2. Payers’ expansion of site-neutral payment policies is creating both risks and opportunities for orthopedic and spine practices: Expanding site-neutral rules could upend practice economics in a myriad of ways, from placing pressure on hospital contracts and driving down hospital-based reimbursement to creating opportunities for ASCs as payments equalize across sites of service.
Some spine surgeons warn that the transition could strain employed physicians and create regulatory challenges around non-competes, certificate-of-need laws and limitations on physician-owned hospitals, while others note that aligned payments could accelerate case migration to ASCs.
“Enacting site-neutral payments has the potential to completely upend orthopedic practices… many employed physicians may see a dramatic decline in revenue during the transition,” Adam Bruggeman, MD, spine surgeon and CEO at Texas Spine Care Center (San Antonio), told Becker’s.
3. Continued reimbursement cuts and policy shifts are expected to drive consolidation, reshape ASC strategy and pressure orthopedic demand in 2026: The biggest challenges ahead include ongoing reimbursement cuts, expanding prior authorization requirements, rising implant costs, shifting consumer expectations and the growth of bundled and episode-based payments.
Surgeons warn that declining reimbursement will continue to push practices toward mergers, employment models or ASC ownership, while broader economic uncertainty may reduce patient demand for elective procedures.
“Being a surgeon is the only deflationary profession in the world these days.
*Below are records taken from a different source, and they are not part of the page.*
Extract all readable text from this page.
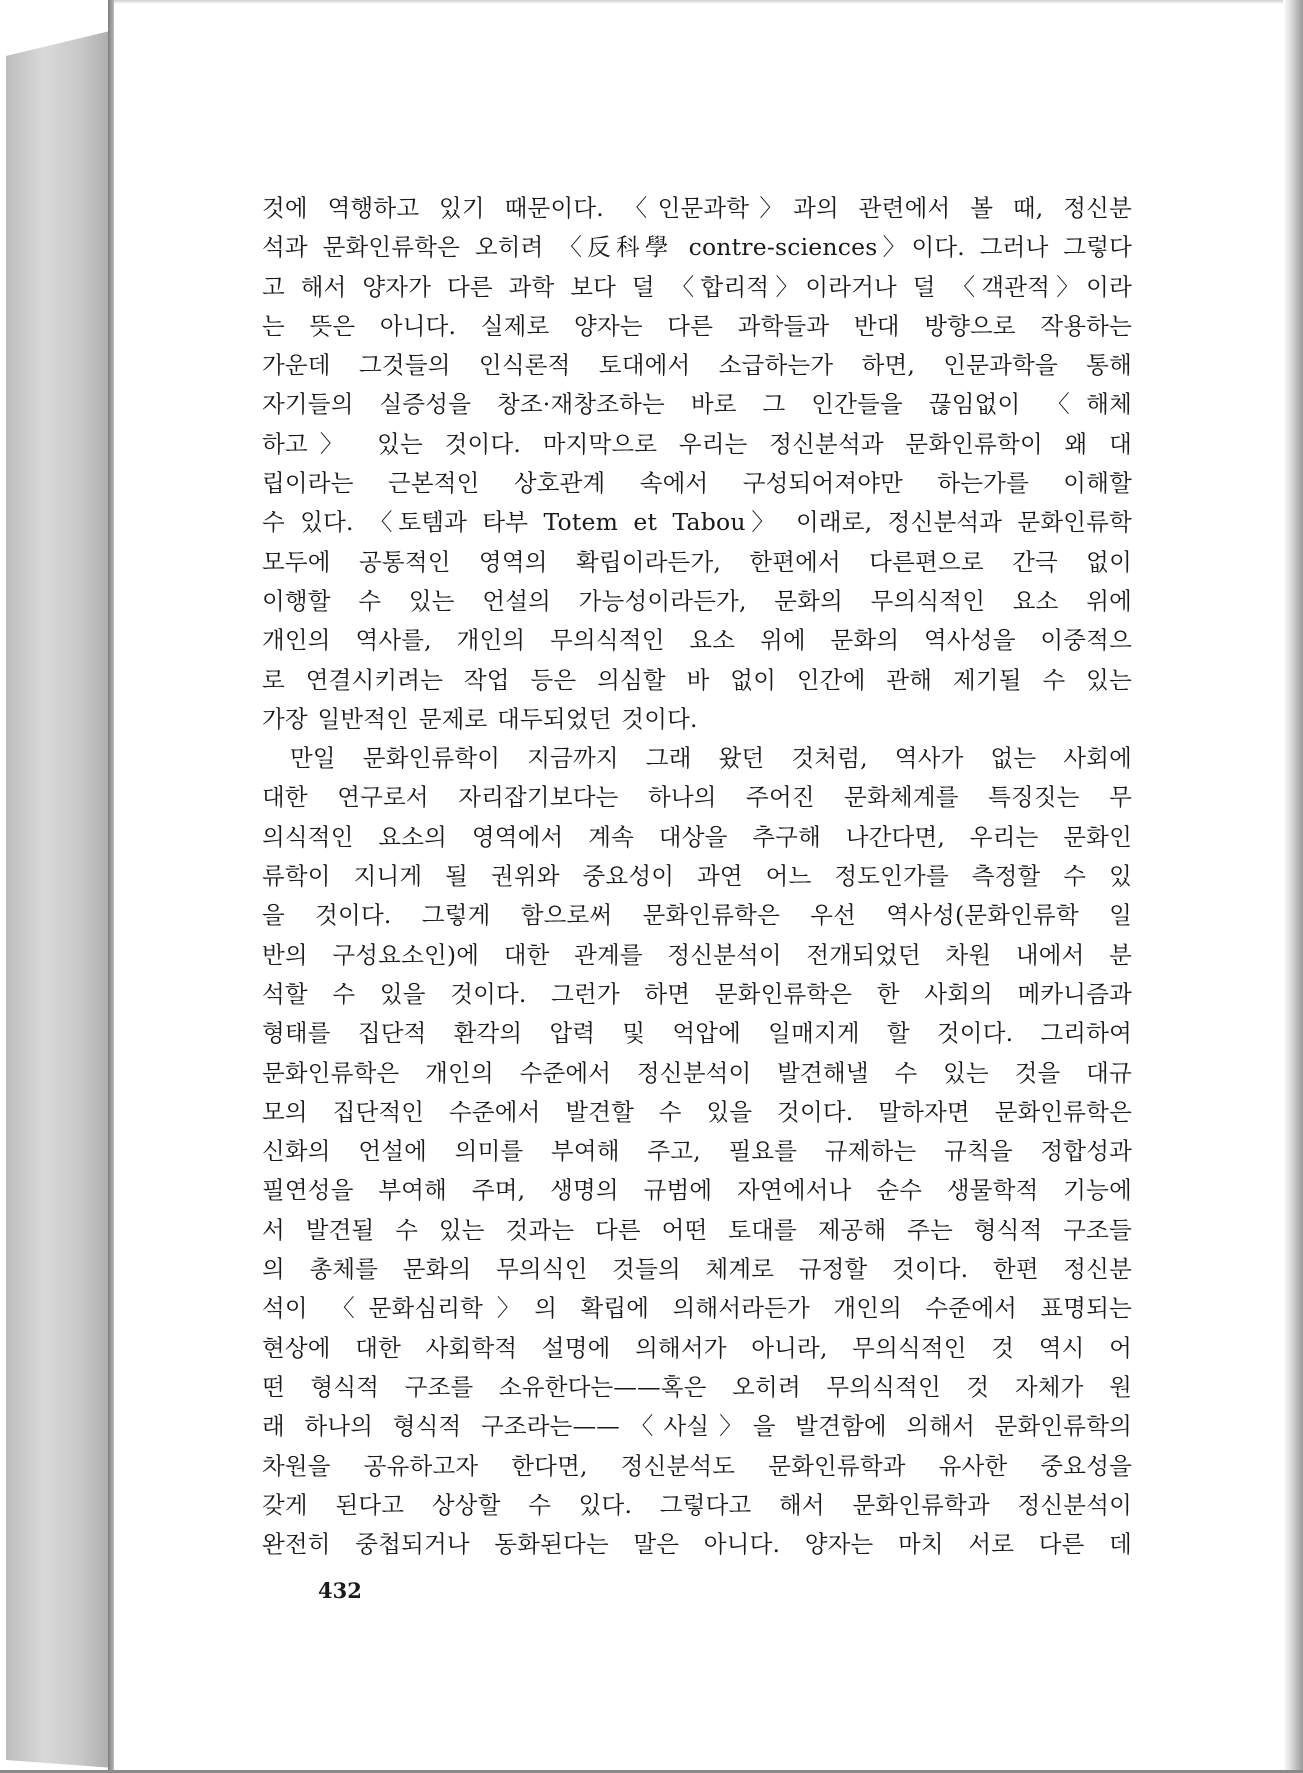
것에 역행하고 있기 때문이다. 〈인문과학〉과의 관련에서 볼 때, 정신분
석과 문화인류학은 오히려 〈反科學 contre-sciences〉이다. 그러나 그렇다
고 해서 양자가 다른 과학 보다 덜 〈합리적〉이라거나 덜 〈객관적〉이라
는 뜻은 아니다. 실제로 양자는 다른 과학들과 반대 방향으로 작용하는
가운데 그것들의 인식론적 토대에서 소급하는가 하면, 인문과학을 통해
자기들의 실증성을 창조·재창조하는 바로 그 인간들을 끊임없이 〈해체
하고〉 있는 것이다. 마지막으로 우리는 정신분석과 문화인류학이 왜 대
립이라는 근본적인 상호관계 속에서 구성되어져야만 하는가를 이해할
수 있다. 〈토템과 타부 Totem et Tabou〉 이래로, 정신분석과 문화인류학
모두에 공통적인 영역의 확립이라든가, 한편에서 다른편으로 간극 없이
이행할 수 있는 언설의 가능성이라든가, 문화의 무의식적인 요소 위에
개인의 역사를, 개인의 무의식적인 요소 위에 문화의 역사성을 이중적으
로 연결시키려는 작업 등은 의심할 바 없이 인간에 관해 제기될 수 있는
가장 일반적인 문제로 대두되었던 것이다.
만일 문화인류학이 지금까지 그래 왔던 것처럼, 역사가 없는 사회에
대한 연구로서 자리잡기보다는 하나의 주어진 문화체계를 특징짓는 무
의식적인 요소의 영역에서 계속 대상을 추구해 나간다면, 우리는 문화인
류학이 지니게 될 권위와 중요성이 과연 어느 정도인가를 측정할 수 있
을 것이다. 그렇게 함으로써 문화인류학은 우선 역사성(문화인류학 일
반의 구성요소인)에 대한 관계를 정신분석이 전개되었던 차원 내에서 분
석할 수 있을 것이다. 그런가 하면 문화인류학은 한 사회의 메카니즘과
형태를 집단적 환각의 압력 및 억압에 일매지게 할 것이다. 그리하여
문화인류학은 개인의 수준에서 정신분석이 발견해낼 수 있는 것을 대규
모의 집단적인 수준에서 발견할 수 있을 것이다. 말하자면 문화인류학은
신화의 언설에 의미를 부여해 주고, 필요를 규제하는 규칙을 정합성과
필연성을 부여해 주며, 생명의 규범에 자연에서나 순수 생물학적 기능에
서 발견될 수 있는 것과는 다른 어떤 토대를 제공해 주는 형식적 구조들
의 총체를 문화의 무의식인 것들의 체계로 규정할 것이다. 한편 정신분
석이 〈문화심리학〉의 확립에 의해서라든가 개인의 수준에서 표명되는
현상에 대한 사회학적 설명에 의해서가 아니라, 무의식적인 것 역시 어
떤 형식적 구조를 소유한다는——혹은 오히려 무의식적인 것 자체가 원
래 하나의 형식적 구조라는——〈사실〉을 발견함에 의해서 문화인류학의
차원을 공유하고자 한다면, 정신분석도 문화인류학과 유사한 중요성을
갖게 된다고 상상할 수 있다. 그렇다고 해서 문화인류학과 정신분석이
완전히 중첩되거나 동화된다는 말은 아니다. 양자는 마치 서로 다른 데
432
Continued cuts to reimbursement will have the greatest impact on orthopedics, driving practices to sell or merge into larger entities,” Brian Blackwood, MD, orthopedic surgeon at Boulder (Colo.) Centre, for Orthopedics & Spine told Becker’s.
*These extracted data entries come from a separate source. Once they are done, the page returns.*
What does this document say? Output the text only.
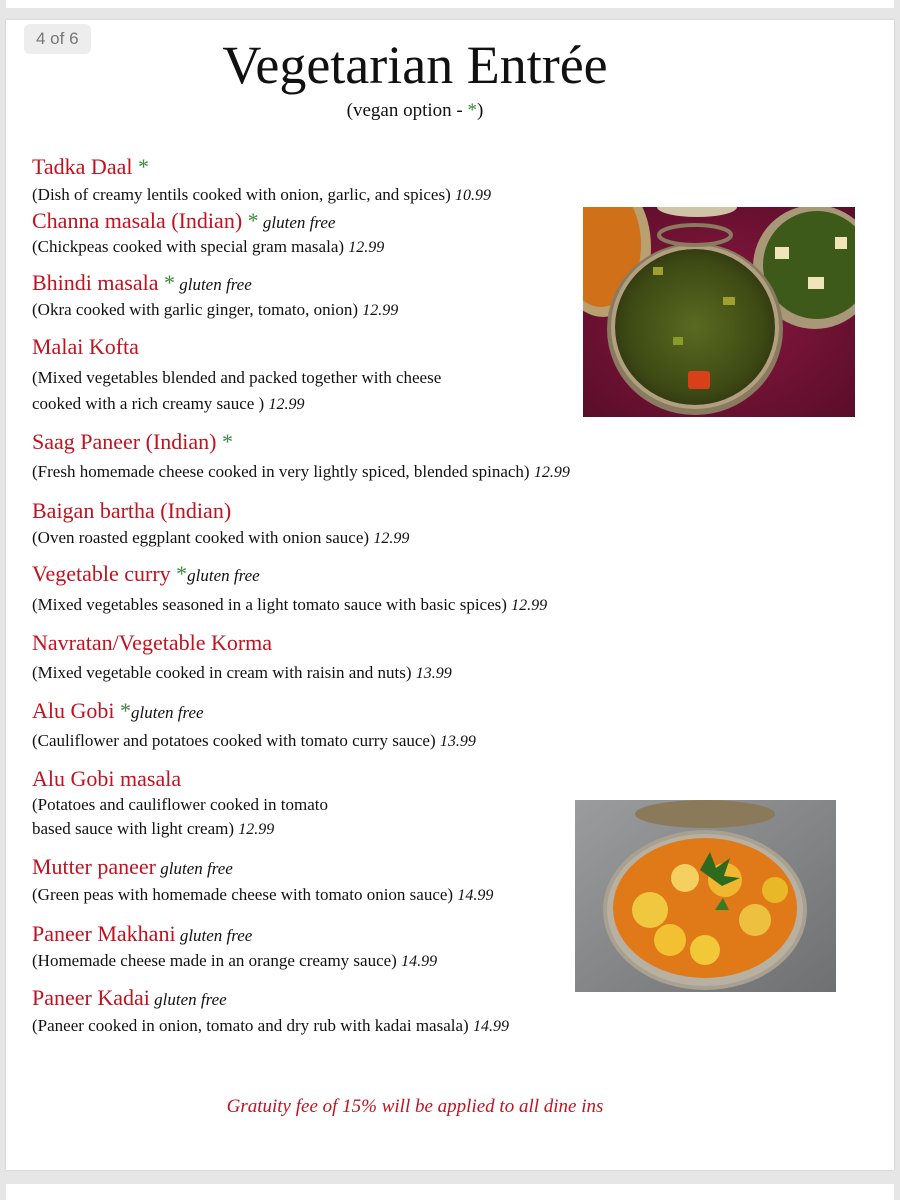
4 of 6	Vegetarian Entrée
(vegan option - *)
Tadka Daal *
(Dish of creamy lentils cooked with onion, garlic, and spices) 10.99
Channa masala (Indian) * gluten free
(Chickpeas cooked with special gram masala) 12.99
Bhindi masala * gluten free
(Okra cooked with garlic ginger, tomato, onion) 12.99
Malai Kofta
(Mixed vegetables blended and packed together with cheese
cooked with a rich creamy sauce ) 12.99
Saag Paneer (Indian) *
(Fresh homemade cheese cooked in very lightly spiced, blended spinach) 12.99
Baigan bartha (Indian)
(Oven roasted eggplant cooked with onion sauce) 12.99
Vegetable curry *gluten free
(Mixed vegetables seasoned in a light tomato sauce with basic spices) 12.99
Navratan/Vegetable Korma
(Mixed vegetable cooked in cream with raisin and nuts) 13.99
Alu Gobi *gluten free
(Cauliflower and potatoes cooked with tomato curry sauce) 13.99
Alu Gobi masala
(Potatoes and cauliflower cooked in tomato
based sauce with light cream) 12.99
Mutter paneer gluten free
(Green peas with homemade cheese with tomato onion sauce) 14.99
Paneer Makhani gluten free
(Homemade cheese made in an orange creamy sauce) 14.99
Paneer Kadai gluten free
(Paneer cooked in onion, tomato and dry rub with kadai masala) 14.99
Gratuity fee of 15% will be applied to all dine ins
4. CMS’ 2026 outpatient rule will remove 285 musculoskeletal procedures from the inpatient-only list: CMS’ finalized 2026 rule removes 285 procedures — mostly musculoskeletal — from the inpatient-only list and adds 289 procedures to the ASC covered list, opening a significant new tranche of orthopedic surgeries to outpatient settings.
For orthopedic practices and ASCs, this shift accelerates the movement of joint, spine and sports procedures into lower-cost environments and pressures hospitals that rely on inpatient orthopedic volume. The rule also boosts transparency requirements and raises outpatient rates by 2.6%, adding new administrative expectations for hospitals as MSK care increasingly shifts outside the hospital.
5. Site-neutral payment expansion accelerates ASC spine volume and raises the stakes for specialty-focused revenue cycle management: The removal of site-neutral payment policies relieves long-standing financial disincentives that kept certain spine cases in hospitals and is, in turn, driving rapid migration of procedures into ASCs.
As overhead rises and payments decline, independent spine and neurosurgery groups are also relying more heavily on specialized revenue cycle management to maintain margins, manage payer policies and scale efficiently.